É claro que Brecth influenciou o lado dramaturgo de Antônio Arcela, como Arrigo Barnabé influenciou seu lado musical. E percebe-se isso na audição do já considerado clássico CD “Odair Salgueiro – Poetas sem conserto: a música de Odair Salgueiro, Carlos Anísio e Antônio Arcela para a Oficina Literária”, produzido por eles, principalmente na música "As quatro estações", que teve a participação do então Coro de Câmara Villa-Lobos.
Mas a presença de Arcela no disco começa já na música de abertura do CD. "A chance da paz", composta em parceria com o intérprete Lis Albuquerque, é uma ode a esta tão desejada condição mundial à plenitude do exercício de nossa humanidade. Com o maestro Carlos Anísio, ele também divide a criação de "Dom Quixote", que nos reporta as aventuras do desvairado fictício cavaleiro a nos lembrar sobre a necessidade e importância dos sonhos a uma saudável manutenção dos sentidos que atribuímos as nossas vidas e a Vida de tudo.
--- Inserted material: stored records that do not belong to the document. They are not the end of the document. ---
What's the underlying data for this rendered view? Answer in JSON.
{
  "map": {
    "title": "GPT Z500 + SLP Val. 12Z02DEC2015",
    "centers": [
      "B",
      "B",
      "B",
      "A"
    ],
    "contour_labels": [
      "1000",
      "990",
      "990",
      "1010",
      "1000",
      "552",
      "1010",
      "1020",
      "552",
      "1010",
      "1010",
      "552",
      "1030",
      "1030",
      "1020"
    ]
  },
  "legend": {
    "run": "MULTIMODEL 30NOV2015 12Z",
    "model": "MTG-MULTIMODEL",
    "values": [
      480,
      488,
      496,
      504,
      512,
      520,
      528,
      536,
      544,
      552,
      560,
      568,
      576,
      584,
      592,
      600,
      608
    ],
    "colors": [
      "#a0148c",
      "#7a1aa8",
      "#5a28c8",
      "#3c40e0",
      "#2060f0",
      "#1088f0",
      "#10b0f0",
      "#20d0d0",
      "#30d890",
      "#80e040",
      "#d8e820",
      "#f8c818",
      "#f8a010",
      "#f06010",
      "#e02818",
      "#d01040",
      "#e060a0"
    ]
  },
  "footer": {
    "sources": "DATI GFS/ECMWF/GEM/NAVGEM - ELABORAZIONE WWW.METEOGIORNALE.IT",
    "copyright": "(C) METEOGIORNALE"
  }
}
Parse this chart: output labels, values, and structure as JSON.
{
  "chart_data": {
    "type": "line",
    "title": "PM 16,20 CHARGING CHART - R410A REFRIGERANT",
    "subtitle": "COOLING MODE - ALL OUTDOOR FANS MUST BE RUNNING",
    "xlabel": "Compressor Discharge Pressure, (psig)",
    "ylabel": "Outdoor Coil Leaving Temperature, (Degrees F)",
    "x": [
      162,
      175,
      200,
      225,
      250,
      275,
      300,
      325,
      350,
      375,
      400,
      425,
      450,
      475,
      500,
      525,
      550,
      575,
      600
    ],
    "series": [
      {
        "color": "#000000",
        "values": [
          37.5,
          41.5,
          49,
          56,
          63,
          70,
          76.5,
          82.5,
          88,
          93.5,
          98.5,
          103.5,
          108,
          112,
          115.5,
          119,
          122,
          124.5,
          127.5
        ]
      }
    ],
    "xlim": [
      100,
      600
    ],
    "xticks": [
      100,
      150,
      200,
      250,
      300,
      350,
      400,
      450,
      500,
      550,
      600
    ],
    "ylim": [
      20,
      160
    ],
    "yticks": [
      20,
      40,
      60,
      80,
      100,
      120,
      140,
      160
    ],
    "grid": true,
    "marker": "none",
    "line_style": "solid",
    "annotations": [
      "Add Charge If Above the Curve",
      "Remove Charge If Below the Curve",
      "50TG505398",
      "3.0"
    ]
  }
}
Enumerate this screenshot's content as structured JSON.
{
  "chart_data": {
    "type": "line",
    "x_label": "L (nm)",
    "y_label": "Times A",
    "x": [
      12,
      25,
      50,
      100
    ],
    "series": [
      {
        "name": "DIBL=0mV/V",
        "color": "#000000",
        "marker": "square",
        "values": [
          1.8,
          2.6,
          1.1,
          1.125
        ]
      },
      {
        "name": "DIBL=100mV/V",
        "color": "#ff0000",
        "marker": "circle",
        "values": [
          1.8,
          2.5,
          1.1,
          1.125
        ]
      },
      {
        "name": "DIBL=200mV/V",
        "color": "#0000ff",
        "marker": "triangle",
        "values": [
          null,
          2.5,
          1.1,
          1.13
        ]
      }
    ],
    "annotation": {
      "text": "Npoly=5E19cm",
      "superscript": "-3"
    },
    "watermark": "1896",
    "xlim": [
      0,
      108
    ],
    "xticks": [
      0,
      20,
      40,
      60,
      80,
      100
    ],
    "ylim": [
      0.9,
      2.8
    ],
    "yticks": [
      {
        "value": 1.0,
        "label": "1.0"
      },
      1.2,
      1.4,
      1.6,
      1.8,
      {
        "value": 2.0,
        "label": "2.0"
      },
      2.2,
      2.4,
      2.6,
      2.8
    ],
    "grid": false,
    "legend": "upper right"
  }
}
A partir de um poema de Silvino Olavo, autor de "Meu palhaço", motivado por outras influências, Arcela recita: “Meu coração é um mísero acrobata / Palhaço sarcástico de arena / Gargalha sempre de feição serena / Contrafazendo a mágoa que o maltrata. / Enquanto em riso a multidão desata / As piruetas deste clown em cena / Ninguém descobre na aparência amena / A tragédia recôndita que o mata. / Mas eu me vingo deste pouco siso / Ao paradoxo do meu próprio riso. / Porque a tragédia desse riso insano / Que me remorde e que ninguém ausculta / É a irmã gêmea da tragédia oculta / Que existe em todo coração humano”.
Assim, nossos parabéns a ele e a todos os que participaram direta e indiretamente das ousadias criativas promovidas pelos incansáveis trabalhadores da Oficina Literária.